日本航空(以下、JAL)は9日、航空アライアンス「ワンワールド」残留を決定した。先月中旬、一旦は「スカイチーム」移籍の意向を固めていたが、稲盛新体制が発足し、2007年から参加する「ワンワールド」との提携継続に大きく舵を切った格好だ。

JALは"量より質"を選んだのか!?

「他のアライアンスに移るにはリスクがあり、経営再建中の今はまずは足元を固めることが大切。ワンワールドもロンドン・ヒースロー空港の施設を充実させるなど顧客サービスの向上を着々と進めており、引き続き協力していく」(同社・広報部)。

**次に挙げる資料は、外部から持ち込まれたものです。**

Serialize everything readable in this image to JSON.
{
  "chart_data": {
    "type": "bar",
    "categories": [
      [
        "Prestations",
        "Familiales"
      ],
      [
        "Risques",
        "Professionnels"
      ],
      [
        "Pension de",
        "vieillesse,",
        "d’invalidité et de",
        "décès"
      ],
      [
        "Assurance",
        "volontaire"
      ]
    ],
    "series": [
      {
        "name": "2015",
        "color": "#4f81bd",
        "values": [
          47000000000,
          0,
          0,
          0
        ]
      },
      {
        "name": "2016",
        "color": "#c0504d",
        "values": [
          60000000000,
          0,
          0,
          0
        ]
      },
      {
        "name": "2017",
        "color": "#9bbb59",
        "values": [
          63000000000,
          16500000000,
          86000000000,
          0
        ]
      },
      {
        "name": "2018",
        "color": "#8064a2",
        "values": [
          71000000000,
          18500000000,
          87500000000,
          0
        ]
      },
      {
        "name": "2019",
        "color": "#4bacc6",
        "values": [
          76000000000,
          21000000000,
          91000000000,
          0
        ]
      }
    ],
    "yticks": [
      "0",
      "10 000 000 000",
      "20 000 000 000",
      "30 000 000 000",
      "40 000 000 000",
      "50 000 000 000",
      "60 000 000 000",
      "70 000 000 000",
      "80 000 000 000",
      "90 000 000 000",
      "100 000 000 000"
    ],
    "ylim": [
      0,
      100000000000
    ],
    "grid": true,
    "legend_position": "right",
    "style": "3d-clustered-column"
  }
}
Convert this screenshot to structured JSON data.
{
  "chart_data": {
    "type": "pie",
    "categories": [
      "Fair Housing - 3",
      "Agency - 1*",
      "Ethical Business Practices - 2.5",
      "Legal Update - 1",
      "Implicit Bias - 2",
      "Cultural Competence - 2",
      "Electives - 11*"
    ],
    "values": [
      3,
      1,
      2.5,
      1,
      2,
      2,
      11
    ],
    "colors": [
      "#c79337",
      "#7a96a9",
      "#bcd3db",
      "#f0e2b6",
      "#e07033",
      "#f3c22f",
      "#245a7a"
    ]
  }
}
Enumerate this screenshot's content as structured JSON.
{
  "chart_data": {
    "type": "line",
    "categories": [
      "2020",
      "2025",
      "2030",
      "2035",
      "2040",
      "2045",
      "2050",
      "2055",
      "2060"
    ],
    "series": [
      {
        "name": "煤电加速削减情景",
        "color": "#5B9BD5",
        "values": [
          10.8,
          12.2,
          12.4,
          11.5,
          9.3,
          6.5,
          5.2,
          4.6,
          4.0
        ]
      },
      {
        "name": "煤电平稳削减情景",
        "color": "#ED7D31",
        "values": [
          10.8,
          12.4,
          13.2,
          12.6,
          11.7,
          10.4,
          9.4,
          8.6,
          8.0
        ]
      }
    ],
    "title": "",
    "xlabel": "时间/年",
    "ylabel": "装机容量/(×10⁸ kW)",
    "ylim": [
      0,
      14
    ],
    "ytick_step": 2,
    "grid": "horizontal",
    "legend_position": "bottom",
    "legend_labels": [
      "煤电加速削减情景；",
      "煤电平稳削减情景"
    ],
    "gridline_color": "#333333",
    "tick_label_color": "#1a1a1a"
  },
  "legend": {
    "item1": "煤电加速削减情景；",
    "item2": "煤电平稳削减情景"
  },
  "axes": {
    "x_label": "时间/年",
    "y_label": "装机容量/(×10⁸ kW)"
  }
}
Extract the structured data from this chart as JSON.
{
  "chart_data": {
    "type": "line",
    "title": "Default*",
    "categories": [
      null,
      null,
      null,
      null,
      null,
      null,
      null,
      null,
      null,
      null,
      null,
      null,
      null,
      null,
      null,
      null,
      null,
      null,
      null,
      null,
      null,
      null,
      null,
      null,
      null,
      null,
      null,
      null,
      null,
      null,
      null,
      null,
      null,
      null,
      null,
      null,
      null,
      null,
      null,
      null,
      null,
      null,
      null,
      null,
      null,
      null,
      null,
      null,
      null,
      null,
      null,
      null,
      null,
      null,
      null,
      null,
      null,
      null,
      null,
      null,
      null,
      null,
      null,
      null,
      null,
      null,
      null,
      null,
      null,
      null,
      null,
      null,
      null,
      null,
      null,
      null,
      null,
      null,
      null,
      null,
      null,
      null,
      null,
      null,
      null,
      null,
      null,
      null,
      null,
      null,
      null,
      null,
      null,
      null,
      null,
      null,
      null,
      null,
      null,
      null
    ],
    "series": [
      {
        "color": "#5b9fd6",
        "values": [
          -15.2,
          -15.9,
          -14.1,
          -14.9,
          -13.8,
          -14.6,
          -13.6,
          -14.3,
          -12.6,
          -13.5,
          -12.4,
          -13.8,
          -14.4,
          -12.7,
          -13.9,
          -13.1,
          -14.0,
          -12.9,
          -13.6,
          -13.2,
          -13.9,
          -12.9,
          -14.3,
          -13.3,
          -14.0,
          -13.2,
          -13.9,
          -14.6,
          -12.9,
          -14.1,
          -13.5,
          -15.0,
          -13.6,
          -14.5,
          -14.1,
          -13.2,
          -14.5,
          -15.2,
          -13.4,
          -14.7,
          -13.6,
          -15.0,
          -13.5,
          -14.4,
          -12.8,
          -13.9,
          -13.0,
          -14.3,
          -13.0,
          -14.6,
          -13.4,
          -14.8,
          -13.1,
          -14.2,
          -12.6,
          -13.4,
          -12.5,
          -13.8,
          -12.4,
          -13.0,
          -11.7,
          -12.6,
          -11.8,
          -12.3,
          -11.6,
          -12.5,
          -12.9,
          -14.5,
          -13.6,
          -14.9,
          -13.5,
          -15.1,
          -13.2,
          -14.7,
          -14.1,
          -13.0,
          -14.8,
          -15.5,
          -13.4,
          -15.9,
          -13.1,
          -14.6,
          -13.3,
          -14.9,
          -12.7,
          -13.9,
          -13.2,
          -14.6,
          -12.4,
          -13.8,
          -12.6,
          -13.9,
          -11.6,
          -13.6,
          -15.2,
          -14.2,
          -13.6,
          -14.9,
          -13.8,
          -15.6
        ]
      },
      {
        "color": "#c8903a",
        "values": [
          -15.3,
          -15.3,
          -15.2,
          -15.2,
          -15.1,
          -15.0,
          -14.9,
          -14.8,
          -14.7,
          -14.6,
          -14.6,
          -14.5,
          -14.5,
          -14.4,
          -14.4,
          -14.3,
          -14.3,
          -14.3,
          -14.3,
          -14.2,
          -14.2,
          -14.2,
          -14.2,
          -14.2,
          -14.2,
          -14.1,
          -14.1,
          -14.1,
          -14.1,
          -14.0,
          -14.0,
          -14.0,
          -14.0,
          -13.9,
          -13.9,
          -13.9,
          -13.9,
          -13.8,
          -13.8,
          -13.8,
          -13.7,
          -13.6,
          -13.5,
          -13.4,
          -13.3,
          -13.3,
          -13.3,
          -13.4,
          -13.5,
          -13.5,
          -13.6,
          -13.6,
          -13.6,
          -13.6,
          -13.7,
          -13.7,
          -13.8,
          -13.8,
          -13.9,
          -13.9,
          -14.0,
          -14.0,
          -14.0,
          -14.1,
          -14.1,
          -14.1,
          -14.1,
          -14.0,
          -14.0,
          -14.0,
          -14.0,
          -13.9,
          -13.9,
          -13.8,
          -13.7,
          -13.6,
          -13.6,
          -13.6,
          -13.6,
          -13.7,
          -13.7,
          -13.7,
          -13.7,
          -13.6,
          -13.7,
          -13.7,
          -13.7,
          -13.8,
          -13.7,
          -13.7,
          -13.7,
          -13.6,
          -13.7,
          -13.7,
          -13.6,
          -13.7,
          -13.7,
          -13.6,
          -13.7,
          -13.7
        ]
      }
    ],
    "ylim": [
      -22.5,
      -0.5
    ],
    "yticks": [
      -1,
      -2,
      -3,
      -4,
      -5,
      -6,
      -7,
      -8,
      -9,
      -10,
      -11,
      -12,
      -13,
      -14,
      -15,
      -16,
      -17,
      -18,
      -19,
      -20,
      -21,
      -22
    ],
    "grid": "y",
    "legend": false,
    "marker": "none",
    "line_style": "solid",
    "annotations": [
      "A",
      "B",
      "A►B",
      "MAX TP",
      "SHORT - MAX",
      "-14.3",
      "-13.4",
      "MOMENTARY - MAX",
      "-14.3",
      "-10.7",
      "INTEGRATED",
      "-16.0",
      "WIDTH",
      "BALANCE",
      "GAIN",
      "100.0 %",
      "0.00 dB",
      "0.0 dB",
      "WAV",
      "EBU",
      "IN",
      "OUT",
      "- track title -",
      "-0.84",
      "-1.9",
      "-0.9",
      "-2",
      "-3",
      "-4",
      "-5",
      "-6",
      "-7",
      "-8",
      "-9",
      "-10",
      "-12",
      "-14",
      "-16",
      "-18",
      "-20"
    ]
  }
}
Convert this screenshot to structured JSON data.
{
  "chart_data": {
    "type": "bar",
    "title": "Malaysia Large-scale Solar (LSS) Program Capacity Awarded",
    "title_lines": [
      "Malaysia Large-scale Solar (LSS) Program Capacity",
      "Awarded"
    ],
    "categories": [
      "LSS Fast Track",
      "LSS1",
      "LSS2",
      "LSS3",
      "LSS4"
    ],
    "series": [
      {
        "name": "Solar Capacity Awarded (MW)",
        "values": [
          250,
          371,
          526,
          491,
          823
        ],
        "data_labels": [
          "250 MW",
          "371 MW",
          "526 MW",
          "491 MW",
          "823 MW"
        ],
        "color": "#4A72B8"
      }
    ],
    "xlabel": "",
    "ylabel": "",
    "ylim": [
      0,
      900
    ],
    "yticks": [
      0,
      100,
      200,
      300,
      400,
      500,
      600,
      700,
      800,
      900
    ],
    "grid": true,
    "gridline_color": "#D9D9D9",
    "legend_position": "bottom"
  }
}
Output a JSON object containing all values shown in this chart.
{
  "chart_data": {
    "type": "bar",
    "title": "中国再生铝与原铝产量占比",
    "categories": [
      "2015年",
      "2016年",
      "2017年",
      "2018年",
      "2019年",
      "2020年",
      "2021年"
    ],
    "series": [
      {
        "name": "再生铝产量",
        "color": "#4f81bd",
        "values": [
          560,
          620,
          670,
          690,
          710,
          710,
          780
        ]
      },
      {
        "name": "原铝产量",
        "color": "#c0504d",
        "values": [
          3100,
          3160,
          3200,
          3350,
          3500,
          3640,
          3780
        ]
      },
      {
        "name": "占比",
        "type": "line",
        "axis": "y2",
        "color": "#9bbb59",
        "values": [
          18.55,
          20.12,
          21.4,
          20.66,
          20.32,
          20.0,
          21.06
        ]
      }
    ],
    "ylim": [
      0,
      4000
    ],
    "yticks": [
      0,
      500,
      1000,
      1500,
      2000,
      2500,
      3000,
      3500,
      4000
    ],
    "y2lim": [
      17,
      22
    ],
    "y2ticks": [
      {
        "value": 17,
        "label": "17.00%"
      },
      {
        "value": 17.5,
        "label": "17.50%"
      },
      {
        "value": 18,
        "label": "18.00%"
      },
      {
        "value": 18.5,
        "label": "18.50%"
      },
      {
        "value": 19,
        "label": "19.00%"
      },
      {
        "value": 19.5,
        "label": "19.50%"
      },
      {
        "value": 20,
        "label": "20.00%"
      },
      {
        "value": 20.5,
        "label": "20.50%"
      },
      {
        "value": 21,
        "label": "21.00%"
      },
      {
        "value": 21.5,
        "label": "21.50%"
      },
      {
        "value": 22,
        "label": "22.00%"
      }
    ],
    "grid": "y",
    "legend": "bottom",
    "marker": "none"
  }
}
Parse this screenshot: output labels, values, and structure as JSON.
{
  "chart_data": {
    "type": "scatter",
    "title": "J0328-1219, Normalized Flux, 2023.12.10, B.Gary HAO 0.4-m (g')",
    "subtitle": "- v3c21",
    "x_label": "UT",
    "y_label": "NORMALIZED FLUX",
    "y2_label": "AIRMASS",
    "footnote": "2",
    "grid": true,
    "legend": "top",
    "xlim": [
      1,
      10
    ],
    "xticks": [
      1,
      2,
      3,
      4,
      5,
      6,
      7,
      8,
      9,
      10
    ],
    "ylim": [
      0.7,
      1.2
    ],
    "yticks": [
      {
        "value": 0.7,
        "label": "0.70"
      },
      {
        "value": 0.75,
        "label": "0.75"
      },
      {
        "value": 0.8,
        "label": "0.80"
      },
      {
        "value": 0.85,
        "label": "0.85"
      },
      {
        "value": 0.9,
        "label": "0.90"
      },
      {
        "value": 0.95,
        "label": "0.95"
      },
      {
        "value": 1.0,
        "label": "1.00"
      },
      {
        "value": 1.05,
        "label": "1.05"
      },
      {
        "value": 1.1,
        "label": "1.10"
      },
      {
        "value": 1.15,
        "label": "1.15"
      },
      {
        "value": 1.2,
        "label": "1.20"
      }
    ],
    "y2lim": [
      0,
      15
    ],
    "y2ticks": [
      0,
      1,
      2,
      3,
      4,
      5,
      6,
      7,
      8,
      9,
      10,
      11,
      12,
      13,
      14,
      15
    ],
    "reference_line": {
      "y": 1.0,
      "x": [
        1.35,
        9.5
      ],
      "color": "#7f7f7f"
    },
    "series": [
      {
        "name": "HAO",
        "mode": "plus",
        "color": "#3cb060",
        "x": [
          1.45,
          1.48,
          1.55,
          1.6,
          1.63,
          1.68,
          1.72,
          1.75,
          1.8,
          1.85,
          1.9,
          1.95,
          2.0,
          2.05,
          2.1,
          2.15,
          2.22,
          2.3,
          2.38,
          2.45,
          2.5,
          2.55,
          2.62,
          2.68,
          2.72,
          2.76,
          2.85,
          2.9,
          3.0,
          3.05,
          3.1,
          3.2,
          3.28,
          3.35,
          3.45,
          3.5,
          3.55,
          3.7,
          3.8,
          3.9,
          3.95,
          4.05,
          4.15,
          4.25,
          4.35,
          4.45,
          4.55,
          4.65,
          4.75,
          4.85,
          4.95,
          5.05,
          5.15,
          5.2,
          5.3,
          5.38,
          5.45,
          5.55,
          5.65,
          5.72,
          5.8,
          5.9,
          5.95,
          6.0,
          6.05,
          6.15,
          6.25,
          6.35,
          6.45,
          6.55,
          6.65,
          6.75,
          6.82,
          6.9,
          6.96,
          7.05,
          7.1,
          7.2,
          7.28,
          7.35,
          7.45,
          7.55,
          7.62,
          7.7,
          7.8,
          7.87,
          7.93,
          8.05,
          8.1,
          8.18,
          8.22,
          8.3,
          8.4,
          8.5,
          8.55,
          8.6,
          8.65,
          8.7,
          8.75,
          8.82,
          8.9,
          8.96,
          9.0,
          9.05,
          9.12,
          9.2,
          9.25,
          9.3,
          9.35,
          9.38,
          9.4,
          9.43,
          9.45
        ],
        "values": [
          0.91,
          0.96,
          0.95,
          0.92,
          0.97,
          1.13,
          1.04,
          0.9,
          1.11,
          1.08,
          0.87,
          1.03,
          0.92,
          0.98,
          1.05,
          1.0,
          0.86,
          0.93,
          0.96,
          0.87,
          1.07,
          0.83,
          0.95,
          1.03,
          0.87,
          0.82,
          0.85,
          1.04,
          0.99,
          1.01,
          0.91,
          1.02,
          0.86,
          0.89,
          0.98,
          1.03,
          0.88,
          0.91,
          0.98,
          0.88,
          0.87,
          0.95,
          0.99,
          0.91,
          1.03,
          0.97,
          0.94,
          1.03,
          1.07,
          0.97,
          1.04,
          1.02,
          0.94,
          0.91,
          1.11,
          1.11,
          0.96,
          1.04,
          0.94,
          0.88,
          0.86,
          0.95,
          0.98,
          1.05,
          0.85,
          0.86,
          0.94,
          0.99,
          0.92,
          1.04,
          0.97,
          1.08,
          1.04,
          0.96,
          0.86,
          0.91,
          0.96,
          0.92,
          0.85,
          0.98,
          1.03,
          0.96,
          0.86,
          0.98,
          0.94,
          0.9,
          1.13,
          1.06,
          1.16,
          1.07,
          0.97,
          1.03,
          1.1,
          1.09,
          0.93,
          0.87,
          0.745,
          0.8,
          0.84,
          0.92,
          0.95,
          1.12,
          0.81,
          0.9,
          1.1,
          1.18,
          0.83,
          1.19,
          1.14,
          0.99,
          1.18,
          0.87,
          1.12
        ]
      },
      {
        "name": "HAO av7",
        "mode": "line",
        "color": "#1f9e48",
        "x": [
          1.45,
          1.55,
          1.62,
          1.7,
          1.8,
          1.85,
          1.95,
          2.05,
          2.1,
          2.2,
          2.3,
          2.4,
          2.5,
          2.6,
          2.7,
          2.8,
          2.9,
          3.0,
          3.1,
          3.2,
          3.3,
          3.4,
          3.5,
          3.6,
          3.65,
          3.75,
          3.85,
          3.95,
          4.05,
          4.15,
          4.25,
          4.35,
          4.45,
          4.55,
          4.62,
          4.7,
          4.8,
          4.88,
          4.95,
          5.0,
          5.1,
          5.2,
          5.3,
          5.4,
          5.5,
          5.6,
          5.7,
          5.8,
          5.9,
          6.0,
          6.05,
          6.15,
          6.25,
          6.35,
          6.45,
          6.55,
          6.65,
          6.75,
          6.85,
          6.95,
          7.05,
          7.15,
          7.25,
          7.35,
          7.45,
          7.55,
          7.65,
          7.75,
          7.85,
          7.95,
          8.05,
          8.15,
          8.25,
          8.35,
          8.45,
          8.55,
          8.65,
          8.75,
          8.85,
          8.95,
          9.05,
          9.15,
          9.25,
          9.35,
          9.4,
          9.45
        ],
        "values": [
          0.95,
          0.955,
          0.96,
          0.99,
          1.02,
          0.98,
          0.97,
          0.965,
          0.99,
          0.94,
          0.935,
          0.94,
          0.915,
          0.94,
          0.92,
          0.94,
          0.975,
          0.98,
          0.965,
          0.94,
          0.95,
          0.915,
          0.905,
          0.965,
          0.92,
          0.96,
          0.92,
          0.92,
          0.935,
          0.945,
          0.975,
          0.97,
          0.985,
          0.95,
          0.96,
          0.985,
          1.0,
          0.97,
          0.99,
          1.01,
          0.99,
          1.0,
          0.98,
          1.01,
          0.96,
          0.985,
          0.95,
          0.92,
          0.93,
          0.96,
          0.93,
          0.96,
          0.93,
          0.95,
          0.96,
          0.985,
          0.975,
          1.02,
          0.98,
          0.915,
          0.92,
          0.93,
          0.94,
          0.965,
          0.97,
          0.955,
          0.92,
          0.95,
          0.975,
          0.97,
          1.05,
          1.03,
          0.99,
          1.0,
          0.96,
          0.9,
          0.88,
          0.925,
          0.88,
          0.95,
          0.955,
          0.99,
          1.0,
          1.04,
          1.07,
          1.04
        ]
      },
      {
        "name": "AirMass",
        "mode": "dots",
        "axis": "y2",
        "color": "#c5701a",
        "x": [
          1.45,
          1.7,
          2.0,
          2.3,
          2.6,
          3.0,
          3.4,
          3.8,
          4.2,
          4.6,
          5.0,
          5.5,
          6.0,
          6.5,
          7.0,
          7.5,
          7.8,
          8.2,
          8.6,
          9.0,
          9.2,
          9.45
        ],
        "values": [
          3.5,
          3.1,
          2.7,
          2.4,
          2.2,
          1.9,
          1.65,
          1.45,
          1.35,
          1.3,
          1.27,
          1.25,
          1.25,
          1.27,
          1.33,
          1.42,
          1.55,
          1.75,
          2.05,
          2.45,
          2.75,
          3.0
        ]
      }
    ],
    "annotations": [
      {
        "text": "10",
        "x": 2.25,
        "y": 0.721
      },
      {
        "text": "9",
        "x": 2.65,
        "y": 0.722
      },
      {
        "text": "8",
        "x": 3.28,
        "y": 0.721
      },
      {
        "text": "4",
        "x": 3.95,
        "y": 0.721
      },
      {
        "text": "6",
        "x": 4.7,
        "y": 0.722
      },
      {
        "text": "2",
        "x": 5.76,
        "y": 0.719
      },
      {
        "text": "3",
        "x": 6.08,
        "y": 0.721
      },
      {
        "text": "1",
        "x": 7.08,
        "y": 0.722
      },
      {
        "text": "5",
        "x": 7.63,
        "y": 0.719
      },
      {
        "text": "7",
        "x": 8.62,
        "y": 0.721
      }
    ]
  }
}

JALは同時にアメリカン航空と太平洋線で共同事業(共同運航など)を行うために、日米両当局にATI(独占禁止法適用免除)の申請を行う。

アメリカン航空は成田-ロサンゼルス、シカゴ、ダラス、ニューヨークの4本の太平洋路線を運航

なお、JALとアメリカン航空のワンワールド・グループが太平洋線に占める座席供給シェアは合わせて約25%。一方で、こちらもATI申請中のANA、ユナイテッド航空、コンチネンタル航空のスターアライアンス・グループのシェアは約35%と、ATI申請が認められるとスターアライアンス・グループが大きくリードすることになる。JALは、太平洋路線の約30%を占めるデルタ航空との提携を選ばなかったことで、結果的にネットワークの面でANAおよびスターアライアンスに水を開けられそうだ。